Boxe, Broili sale sul ring per il titolo italiano ricoperto da tatuaggi nazisti
Prima di salire sul ring del PalaChiarbola di Trieste per giocarsi il titolo italiano di boxe nella categoria Superpiuma, gli unici ostacoli incontrati da pugile di casa Michele Broili sono stati i suoi avversari. Solo dopo il match, perso contro Hassan Nourdine, la Federazione pugilistica italiana si è accorta che Broili fosse ricoperto di tatuaggi dichiaratamente nazisti. Quegli stessi tatuaggi che Broili sfoggiava anche in una locandina del febbraio 2020, quando il pugile era stato scelto addirittura come testimonial della Trieste boxe night, un evento organizzato dall’associazione sportiva Ardita per cui il pugile è tesserato e con il patrocinio del Comune di Trieste. Quell’accostamento aveva scatenato durissime polemiche, la foto del pugile era stata fatta sparire. E sul caso era stata messa una pezza.
Il fatto incredibile è che a Broili non sia poi stato impedito di salire sul ring conciato in quel modo. Bastava fare ricorso alla breve memoria dei fatti di un anno e mezzo prima, se non a quella collettiva per gli orrori che quei simboli stampati sul petto di Broili portavano con sé per fermarlo. Eppure dopo un anno e mezzo riecco il pugile in un match così importante, con gli stessi tatuaggi sul corpo. Simboli inequivocabili come quello sul pettorale sinistro, cioè quello delle Schutzstaffel, le SS naziste. Accompagnato dal totenkopf, il teschio usato proprio dai reparti paramilitari nazisti sulle divise. E poi il numero 88, chiaro riferimento all’«Heil Hitler». E per non lasciare altri dubbi, Broili si è anche fatto tatuare sull’addome un enorme castello coronato con la scritta: «Ritorno a Camelot», il raduno che si tiene ogni cinque anni organizzato dal Veneto Fronte Skinheads.
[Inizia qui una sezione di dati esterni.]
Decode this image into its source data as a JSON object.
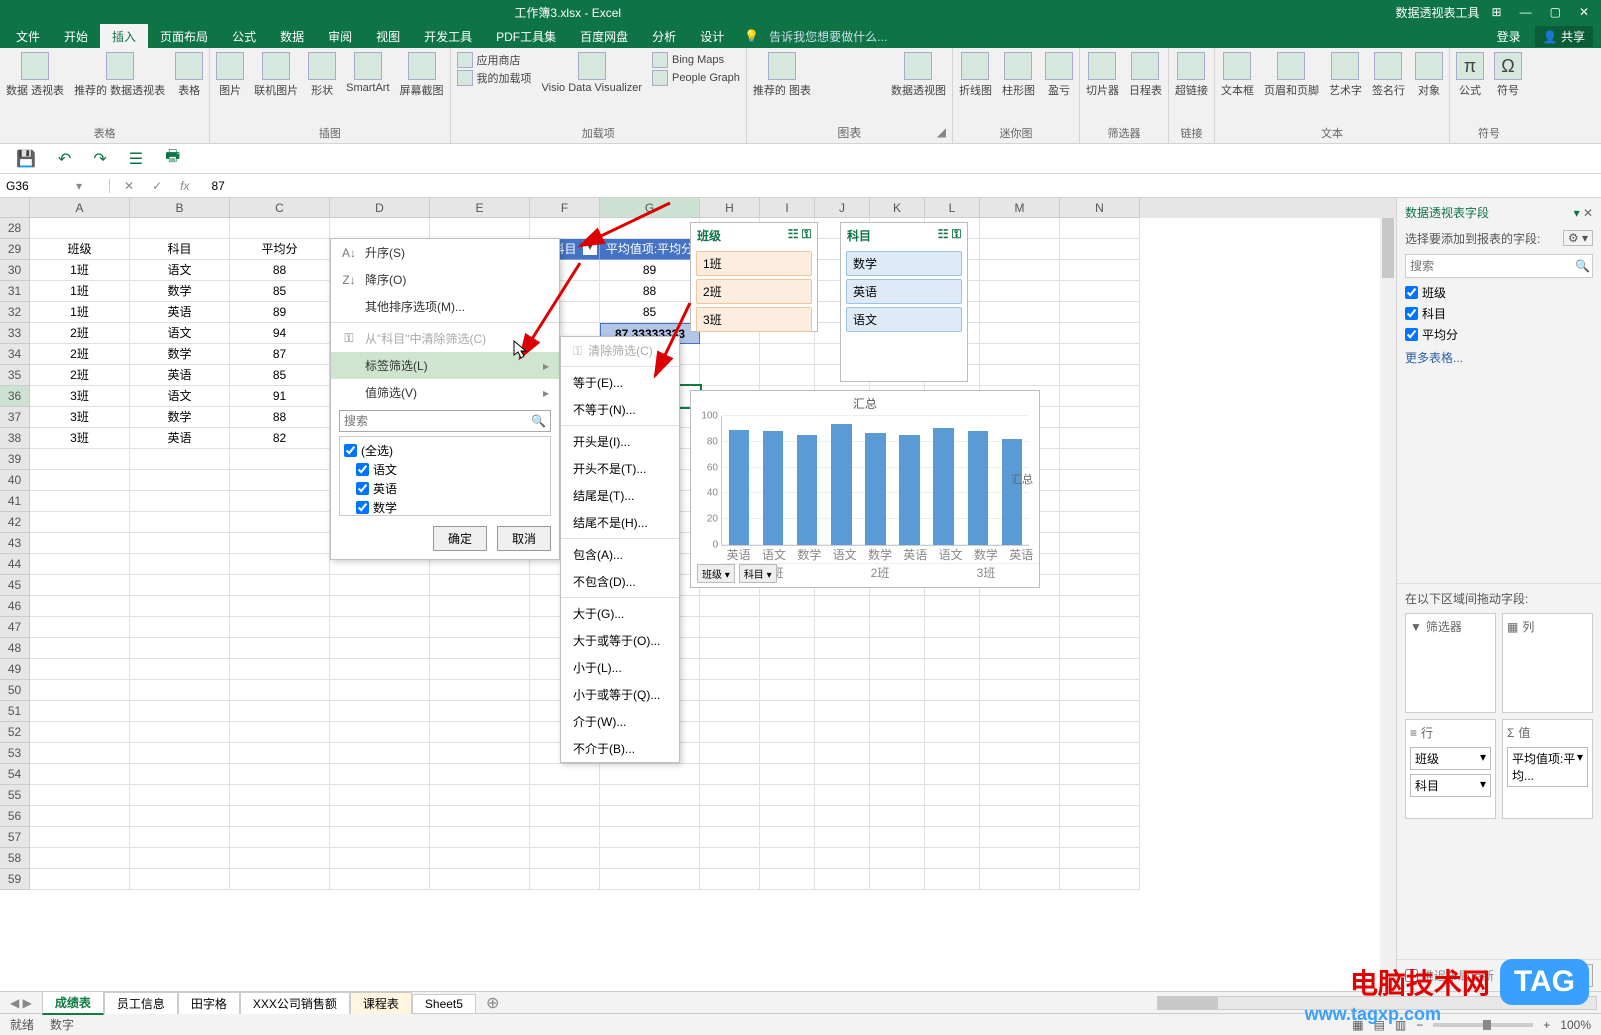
{
  "title": {
    "app_caption": "工作簿3.xlsx - Excel",
    "pt_tools": "数据透视表工具"
  },
  "win_btns": {
    "min": "—",
    "max": "▢",
    "close": "✕",
    "ribbon_opts": "⊞"
  },
  "tabs": {
    "file": "文件",
    "home": "开始",
    "insert": "插入",
    "layout": "页面布局",
    "formulas": "公式",
    "data": "数据",
    "review": "审阅",
    "view": "视图",
    "dev": "开发工具",
    "pdf": "PDF工具集",
    "baidu": "百度网盘",
    "analyze": "分析",
    "design": "设计",
    "tellme": "告诉我您想要做什么...",
    "login": "登录",
    "share": "共享"
  },
  "ribbon": {
    "tables": {
      "pivot": "数据\n透视表",
      "recpivot": "推荐的\n数据透视表",
      "table": "表格",
      "group": "表格"
    },
    "illus": {
      "pic": "图片",
      "online": "联机图片",
      "shapes": "形状",
      "smartart": "SmartArt",
      "screenshot": "屏幕截图",
      "group": "插图"
    },
    "addins": {
      "store": "应用商店",
      "myaddins": "我的加载项",
      "visio": "Visio Data\nVisualizer",
      "bing": "Bing Maps",
      "people": "People Graph",
      "group": "加载项"
    },
    "charts": {
      "rec": "推荐的\n图表",
      "pivotchart": "数据透视图",
      "group": "图表"
    },
    "spark": {
      "line": "折线图",
      "column": "柱形图",
      "winloss": "盈亏",
      "group": "迷你图"
    },
    "filter": {
      "slicer": "切片器",
      "timeline": "日程表",
      "group": "筛选器"
    },
    "link": {
      "hyperlink": "超链接",
      "group": "链接"
    },
    "text": {
      "textbox": "文本框",
      "hf": "页眉和页脚",
      "wordart": "艺术字",
      "sig": "签名行",
      "obj": "对象",
      "group": "文本"
    },
    "symbol": {
      "eq": "公式",
      "sym": "符号",
      "group": "符号"
    }
  },
  "qat": {
    "save": "💾",
    "undo": "↶",
    "redo": "↷",
    "touch": "☰",
    "print": "🖶"
  },
  "fbar": {
    "namebox": "G36",
    "fx": "fx",
    "x": "✕",
    "check": "✓",
    "formula": "87"
  },
  "columns": [
    "A",
    "B",
    "C",
    "D",
    "E",
    "F",
    "G",
    "H",
    "I",
    "J",
    "K",
    "L",
    "M",
    "N"
  ],
  "rows_start": 28,
  "sheet": {
    "headers": {
      "class": "班级",
      "subject": "科目",
      "avg": "平均分"
    },
    "data": [
      {
        "class": "1班",
        "subject": "语文",
        "avg": "88"
      },
      {
        "class": "1班",
        "subject": "数学",
        "avg": "85"
      },
      {
        "class": "1班",
        "subject": "英语",
        "avg": "89"
      },
      {
        "class": "2班",
        "subject": "语文",
        "avg": "94"
      },
      {
        "class": "2班",
        "subject": "数学",
        "avg": "87"
      },
      {
        "class": "2班",
        "subject": "英语",
        "avg": "85"
      },
      {
        "class": "3班",
        "subject": "语文",
        "avg": "91"
      },
      {
        "class": "3班",
        "subject": "数学",
        "avg": "88"
      },
      {
        "class": "3班",
        "subject": "英语",
        "avg": "82"
      }
    ]
  },
  "pivot": {
    "col_class": "班级",
    "col_subject": "科目",
    "col_value": "平均值项:平均分",
    "values": [
      "89",
      "88",
      "85",
      "87.33333333"
    ]
  },
  "slicer1": {
    "title": "班级",
    "items": [
      "1班",
      "2班",
      "3班"
    ]
  },
  "slicer2": {
    "title": "科目",
    "items": [
      "数学",
      "英语",
      "语文"
    ]
  },
  "fmenu": {
    "sort_asc": "升序(S)",
    "sort_desc": "降序(O)",
    "more_sort": "其他排序选项(M)...",
    "clear_filter": "从\"科目\"中清除筛选(C)",
    "label_filter": "标签筛选(L)",
    "value_filter": "值筛选(V)",
    "search_ph": "搜索",
    "all": "(全选)",
    "chk1": "语文",
    "chk2": "英语",
    "chk3": "数学",
    "ok": "确定",
    "cancel": "取消"
  },
  "submenu": {
    "clear": "清除筛选(C)",
    "eq": "等于(E)...",
    "neq": "不等于(N)...",
    "begins": "开头是(I)...",
    "nbegins": "开头不是(T)...",
    "ends": "结尾是(T)...",
    "nends": "结尾不是(H)...",
    "contains": "包含(A)...",
    "ncontains": "不包含(D)...",
    "gt": "大于(G)...",
    "gte": "大于或等于(O)...",
    "lt": "小于(L)...",
    "lte": "小于或等于(Q)...",
    "between": "介于(W)...",
    "nbetween": "不介于(B)..."
  },
  "chart_data": {
    "type": "bar",
    "title": "汇总",
    "ylim": [
      0,
      100
    ],
    "yticks": [
      0,
      20,
      40,
      60,
      80,
      100
    ],
    "legend": "汇总",
    "groups": [
      "1班",
      "2班",
      "3班"
    ],
    "categories": [
      "英语",
      "语文",
      "数学",
      "语文",
      "数学",
      "英语",
      "语文",
      "数学",
      "英语"
    ],
    "values": [
      89,
      88,
      85,
      94,
      87,
      85,
      91,
      88,
      82
    ],
    "pivot_buttons": [
      "班级 ▾",
      "科目 ▾"
    ]
  },
  "panel": {
    "title": "数据透视表字段",
    "sub": "选择要添加到报表的字段:",
    "search_ph": "搜索",
    "fields": [
      "班级",
      "科目",
      "平均分"
    ],
    "more": "更多表格...",
    "areas_label": "在以下区域间拖动字段:",
    "filters": "筛选器",
    "columns": "列",
    "rows": "行",
    "values": "值",
    "row_items": [
      "班级",
      "科目"
    ],
    "value_items": [
      "平均值项:平均..."
    ],
    "defer": "推迟布局更新",
    "update": "更新"
  },
  "sheets": {
    "s1": "成绩表",
    "s2": "员工信息",
    "s3": "田字格",
    "s4": "XXX公司销售额",
    "s5": "课程表",
    "s6": "Sheet5"
  },
  "status": {
    "ready": "就绪",
    "mode": "数字",
    "zoom": "100%"
  },
  "watermark": {
    "txt": "电脑技术网",
    "tag": "TAG",
    "url": "www.tagxp.com"
  }
}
La reazione della federazione
Solo dopo che la polemica è scoppiata, sollevata sui social e dai giornali, la Federboxe si è resa conto che Broili faceva carta straccia di ogni principio antifascista della Costituzione e quelli antirazzisti su cui si baserebbe lo statuto del Coni. È quindi partita una nota frettolosa con cui i vertici della federazione prendono le distanze, definiscono il comportamento di Broili: «inaccettabile e stigmatizzato da sempre dalla Federazione pugilistica italiana, la quale è costantemente schierata contro ogni forma di violenza, discriminazione e condotta illecita e/o criminosa». Solo stavolta arriva infine l’annuncio che qualche provvedimento potrebbe essere preso, andando finalmente a scomodare la Giustizia sportiva perché: «vengano adottate le opportune misure sanzionatorie anche a tutela dell’immagine della Federazione Pugilistica Italiana». E chissà che questa sia la volta buona.